From 1941 on, Doris Lee was represented by Associated American Artists, led by Reeves Lewenthal, a dealer who negotiated commissions between his artists and corporations. This arrangement created more opportunities for Lee to travel nationally and internationally. Lee remained busy through the 1950s with exhibitions and commissions. For instance in the period 1950-1951, Lee’s schedule included: a solo exhibition at Associated American Artists Galleries, New York; an artist-in-residence at the Maitland Research Studio, Florida over the winter; a panel at the Third Woodstock Art Conference; inclusion in the major exhibition American Painting Today at the Metropolitan Museum of Art; and an application for a Guggenheim Fellowship.
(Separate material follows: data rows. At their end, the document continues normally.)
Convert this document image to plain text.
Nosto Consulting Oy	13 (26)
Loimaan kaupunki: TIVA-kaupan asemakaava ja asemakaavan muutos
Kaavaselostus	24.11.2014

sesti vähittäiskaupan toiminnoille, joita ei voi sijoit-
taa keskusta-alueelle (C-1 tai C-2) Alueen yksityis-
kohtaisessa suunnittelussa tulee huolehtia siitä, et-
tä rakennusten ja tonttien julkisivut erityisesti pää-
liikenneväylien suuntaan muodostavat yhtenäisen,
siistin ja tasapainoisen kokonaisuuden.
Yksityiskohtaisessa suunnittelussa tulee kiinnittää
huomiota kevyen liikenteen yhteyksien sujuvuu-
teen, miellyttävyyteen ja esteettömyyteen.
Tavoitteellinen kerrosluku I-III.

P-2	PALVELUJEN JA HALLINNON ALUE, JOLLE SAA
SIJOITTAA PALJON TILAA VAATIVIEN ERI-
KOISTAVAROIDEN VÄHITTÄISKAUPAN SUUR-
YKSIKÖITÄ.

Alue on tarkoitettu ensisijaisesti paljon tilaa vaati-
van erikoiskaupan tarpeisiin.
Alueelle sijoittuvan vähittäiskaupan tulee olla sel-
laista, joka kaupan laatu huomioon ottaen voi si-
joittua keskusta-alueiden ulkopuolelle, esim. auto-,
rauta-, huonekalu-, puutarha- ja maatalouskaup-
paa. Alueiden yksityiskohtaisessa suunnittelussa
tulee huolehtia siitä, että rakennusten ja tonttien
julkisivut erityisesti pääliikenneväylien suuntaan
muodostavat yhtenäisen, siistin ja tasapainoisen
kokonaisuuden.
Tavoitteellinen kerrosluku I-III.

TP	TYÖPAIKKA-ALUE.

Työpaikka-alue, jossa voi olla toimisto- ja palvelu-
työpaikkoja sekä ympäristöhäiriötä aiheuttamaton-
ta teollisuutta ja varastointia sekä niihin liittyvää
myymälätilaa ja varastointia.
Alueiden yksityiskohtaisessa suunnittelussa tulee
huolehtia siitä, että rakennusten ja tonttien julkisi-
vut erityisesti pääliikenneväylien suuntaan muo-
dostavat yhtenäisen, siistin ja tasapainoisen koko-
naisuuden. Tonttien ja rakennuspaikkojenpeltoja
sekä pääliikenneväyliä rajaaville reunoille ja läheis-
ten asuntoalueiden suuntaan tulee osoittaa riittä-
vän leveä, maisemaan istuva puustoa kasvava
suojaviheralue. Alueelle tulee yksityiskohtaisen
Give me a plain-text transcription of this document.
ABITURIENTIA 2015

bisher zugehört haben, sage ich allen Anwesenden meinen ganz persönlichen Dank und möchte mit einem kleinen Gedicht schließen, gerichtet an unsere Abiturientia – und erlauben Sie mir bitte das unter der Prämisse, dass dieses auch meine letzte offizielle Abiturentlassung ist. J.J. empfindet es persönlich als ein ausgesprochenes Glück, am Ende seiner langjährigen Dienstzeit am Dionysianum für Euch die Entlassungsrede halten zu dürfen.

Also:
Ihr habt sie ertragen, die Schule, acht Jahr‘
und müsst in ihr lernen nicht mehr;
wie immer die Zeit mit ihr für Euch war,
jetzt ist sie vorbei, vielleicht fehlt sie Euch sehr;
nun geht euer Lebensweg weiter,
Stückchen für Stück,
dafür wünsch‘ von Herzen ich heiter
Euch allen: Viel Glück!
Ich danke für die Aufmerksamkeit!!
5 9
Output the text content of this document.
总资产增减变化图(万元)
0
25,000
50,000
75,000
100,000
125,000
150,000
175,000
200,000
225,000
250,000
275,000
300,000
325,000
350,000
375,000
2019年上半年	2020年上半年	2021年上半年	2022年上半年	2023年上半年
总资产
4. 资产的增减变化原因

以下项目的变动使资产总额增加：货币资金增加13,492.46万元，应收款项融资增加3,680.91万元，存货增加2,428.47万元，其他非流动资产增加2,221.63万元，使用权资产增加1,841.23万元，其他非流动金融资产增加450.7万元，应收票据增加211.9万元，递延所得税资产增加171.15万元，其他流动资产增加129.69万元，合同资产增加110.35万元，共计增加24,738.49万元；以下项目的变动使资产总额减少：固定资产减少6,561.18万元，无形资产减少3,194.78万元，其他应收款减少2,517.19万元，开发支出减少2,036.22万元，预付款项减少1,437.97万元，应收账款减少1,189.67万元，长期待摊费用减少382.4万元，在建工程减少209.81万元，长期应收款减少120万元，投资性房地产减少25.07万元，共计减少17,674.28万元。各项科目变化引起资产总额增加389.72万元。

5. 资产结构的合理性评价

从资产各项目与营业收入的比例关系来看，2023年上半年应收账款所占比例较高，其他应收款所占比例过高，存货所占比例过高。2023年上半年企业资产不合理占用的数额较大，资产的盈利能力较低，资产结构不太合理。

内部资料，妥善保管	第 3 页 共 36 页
Also in 1950-1951, Lee received prizes for both her Abbott Laboratories advertisement and Seventeen magazine illustrations and received commissions to illustrate The Rogers and Hart Song Book, design ceramics for Stonelain, and travel for two months through North Africa for Life magazine.
Young Harpist is the cover of the exhibition catalogue as it was shown in Lee’s 1950 solo exhibition of 22 oil paintings and 5 gouaches at Associated American Artists Galleries. In Young Harpist, a Doris Lee-like figure plays a musical composition for the viewer. A window with a country view behind the harpist suggests a fuller story is being told. Further works in our exhibition that deserve mention are Country Schoolhouse which was part of an 8 painting commission Lee received from J. L. Hudson Co. on contemporary life in Michigan and High Flying Picnic which received the award of merit at the Art Directors Club in 1950, submitted for consideration by art director of Seventeen magazine Cipe Pineles. Two further examples of Lee’s storytelling feature fun happenings in Woodstock are Dark Pool with an evening picnic and skinny dip and The Archer representing the women’s archery club to speak of the skills and strengths of women.